Two prominent Fox News hosts are trading blows this week over questions of whether President Donald Trump’s actions with regard to Ukraine were illegal and impeachable.
The waters began to boil Tuesday between Shepard Smith and Tucker Carlson as the two separately hosted American legal experts with years experience and dueling perspectives on the latest controversy surrounding the president.
By Wednesday night, the pot had boiled over, with Carlson slamming Smith live on-air after accusations of partisanship and “repugnant” ill will were leveled against him by the latter, according to Mediaite.
Smith had been defending guest Andrew Napolitano when initial accusations were hurled Wednesday morning, just hours after Carlson’s guest Joe DiGenova, a pro-Trump lawyer, referred to Napolitano as a “fool” for claiming Trump’s actions were undoubtedly criminal.
“A partisan guest who supports President Trump was asked about Judge Napolitano’s legal assessment,” Smith said. “And when he was asked, he said, unchallenged, Judge Napolitano is a ‘fool.'”

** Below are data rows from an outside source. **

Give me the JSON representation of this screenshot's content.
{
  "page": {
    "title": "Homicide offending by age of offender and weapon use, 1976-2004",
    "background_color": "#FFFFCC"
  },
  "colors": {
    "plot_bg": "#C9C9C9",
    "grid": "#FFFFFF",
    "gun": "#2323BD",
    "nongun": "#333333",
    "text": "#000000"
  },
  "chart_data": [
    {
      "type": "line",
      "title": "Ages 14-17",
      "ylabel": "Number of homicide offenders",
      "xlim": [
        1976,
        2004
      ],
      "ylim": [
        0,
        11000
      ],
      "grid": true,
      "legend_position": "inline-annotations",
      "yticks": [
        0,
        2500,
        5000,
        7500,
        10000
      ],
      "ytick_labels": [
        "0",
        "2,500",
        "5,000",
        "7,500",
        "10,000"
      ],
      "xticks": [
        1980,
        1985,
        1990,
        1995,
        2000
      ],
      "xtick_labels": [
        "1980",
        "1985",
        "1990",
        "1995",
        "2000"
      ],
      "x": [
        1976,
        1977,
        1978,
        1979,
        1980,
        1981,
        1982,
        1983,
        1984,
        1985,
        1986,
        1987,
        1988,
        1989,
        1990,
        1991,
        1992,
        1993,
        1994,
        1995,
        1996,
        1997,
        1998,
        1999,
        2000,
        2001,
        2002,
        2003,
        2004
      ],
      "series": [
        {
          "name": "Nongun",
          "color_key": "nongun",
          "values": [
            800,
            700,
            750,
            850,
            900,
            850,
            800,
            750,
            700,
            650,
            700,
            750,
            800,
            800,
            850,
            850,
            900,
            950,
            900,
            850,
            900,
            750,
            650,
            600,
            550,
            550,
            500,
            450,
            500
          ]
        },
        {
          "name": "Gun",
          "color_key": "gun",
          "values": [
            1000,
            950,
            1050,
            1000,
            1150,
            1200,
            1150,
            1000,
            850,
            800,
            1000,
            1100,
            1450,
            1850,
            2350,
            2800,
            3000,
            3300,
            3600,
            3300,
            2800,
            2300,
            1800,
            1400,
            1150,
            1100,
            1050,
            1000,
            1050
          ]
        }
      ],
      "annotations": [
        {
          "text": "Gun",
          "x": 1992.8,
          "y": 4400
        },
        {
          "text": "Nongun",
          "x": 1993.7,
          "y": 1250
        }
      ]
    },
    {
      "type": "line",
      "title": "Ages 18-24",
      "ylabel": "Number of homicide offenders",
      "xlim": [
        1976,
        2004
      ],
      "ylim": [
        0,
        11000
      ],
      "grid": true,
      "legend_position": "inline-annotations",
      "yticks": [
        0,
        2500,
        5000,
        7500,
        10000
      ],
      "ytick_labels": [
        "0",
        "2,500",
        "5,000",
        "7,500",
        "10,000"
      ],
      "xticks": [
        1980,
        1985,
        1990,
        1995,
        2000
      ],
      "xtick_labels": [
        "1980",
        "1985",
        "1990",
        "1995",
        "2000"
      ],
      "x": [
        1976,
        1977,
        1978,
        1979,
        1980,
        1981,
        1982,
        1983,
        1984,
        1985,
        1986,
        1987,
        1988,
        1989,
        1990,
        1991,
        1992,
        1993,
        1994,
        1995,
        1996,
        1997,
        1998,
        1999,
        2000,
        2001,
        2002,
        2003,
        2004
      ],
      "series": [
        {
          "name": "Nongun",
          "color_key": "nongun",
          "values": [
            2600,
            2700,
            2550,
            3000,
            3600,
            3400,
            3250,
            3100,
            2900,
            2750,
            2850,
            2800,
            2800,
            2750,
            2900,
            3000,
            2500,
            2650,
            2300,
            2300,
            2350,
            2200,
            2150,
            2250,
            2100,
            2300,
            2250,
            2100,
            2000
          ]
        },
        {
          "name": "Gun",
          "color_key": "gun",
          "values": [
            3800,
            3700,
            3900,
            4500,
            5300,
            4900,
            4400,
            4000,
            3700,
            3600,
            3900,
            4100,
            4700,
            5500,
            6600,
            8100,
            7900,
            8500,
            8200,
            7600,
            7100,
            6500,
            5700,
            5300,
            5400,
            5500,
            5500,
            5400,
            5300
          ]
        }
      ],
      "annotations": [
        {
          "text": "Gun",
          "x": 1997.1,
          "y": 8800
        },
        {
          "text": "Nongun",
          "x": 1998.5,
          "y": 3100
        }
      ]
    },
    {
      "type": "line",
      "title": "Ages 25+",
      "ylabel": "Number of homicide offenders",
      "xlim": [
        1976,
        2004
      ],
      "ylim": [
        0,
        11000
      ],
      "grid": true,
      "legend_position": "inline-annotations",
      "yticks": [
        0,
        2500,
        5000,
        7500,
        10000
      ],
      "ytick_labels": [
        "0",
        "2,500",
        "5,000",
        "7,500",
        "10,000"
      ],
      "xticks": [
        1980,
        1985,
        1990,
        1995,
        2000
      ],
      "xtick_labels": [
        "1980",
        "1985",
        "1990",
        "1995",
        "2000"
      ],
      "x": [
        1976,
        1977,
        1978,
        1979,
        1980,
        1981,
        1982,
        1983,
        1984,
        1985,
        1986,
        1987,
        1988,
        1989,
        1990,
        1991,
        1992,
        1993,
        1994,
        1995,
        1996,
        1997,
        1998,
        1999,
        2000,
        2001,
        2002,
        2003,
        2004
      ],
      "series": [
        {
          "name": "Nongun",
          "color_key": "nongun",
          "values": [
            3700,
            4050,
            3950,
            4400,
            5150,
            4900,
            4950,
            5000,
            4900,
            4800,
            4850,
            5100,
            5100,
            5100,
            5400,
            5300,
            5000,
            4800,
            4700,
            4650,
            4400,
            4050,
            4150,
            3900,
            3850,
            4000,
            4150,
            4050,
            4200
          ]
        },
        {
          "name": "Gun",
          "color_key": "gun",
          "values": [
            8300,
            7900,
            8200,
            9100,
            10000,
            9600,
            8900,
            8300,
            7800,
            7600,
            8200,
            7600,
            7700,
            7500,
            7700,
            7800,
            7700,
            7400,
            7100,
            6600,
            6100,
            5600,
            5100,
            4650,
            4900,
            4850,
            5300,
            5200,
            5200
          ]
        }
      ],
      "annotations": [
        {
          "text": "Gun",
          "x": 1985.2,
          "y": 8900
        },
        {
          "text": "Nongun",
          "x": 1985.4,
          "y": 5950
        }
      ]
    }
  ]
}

“Attacking our colleague, who is here to offer legal assessments on our air, in our work home is repugnant,” he said.
Carlson played the soundbite later that night, hosting DiGenova once again and taking the opportunity to mock Smith’s impassioned accusation.
“Repugnant!” Carlson repeated. “Not clear if that was you or me, but someone is ‘repugnant!'”
Carlson went on to rebut Smith’s accusations, also taking shots at what he called “opinion”-based reporting among Fox’s “dayside hosts” — going so far as to compare their work to that of MSNBC’s left-wing partisan Rachel Maddow.
Smith had, according to the prime-time host, attempted to frame Napolitano’s claim — that the president so much as mentioning Democratic presidential candidate Joe Biden and a potential quid pro quo in his call with the Ukrainian president was a crime — as straight news, providing no opposing viewpoint and presenting Trump’s criminality as simple fact.
And Carlson argued it was precisely this type of reporting that has led American audiences to “tune out” establishment media broadcasts and publications in recent years.
“Now, unlike maybe some dayside hosts, I’m not very partisan,” Carlson said. “It doesn’t seem honest to me when a host, any host on any channel, including this one, pretends that the answer is obvious. That’s not news, is it? That’s opinion.”
“Why do we find our selves in a situation where people aren’t willing to admit that their passions are guiding their news coverage?” he continued. “Wouldn’t it be better if we just said out loud you know this is what I think? For example, you will never hear me criticize Rachel Maddow.
“I never agree with anything she says. But she is straightforward, it’s her opinion. Why wouldn’t it be better if we were all that transparent about what’s driving our shows?
“It makes people cynical when you dress up news coverage, when you dress up partisanship as news coverage and pretend that your angry political opinions are news, you know, people tune out.”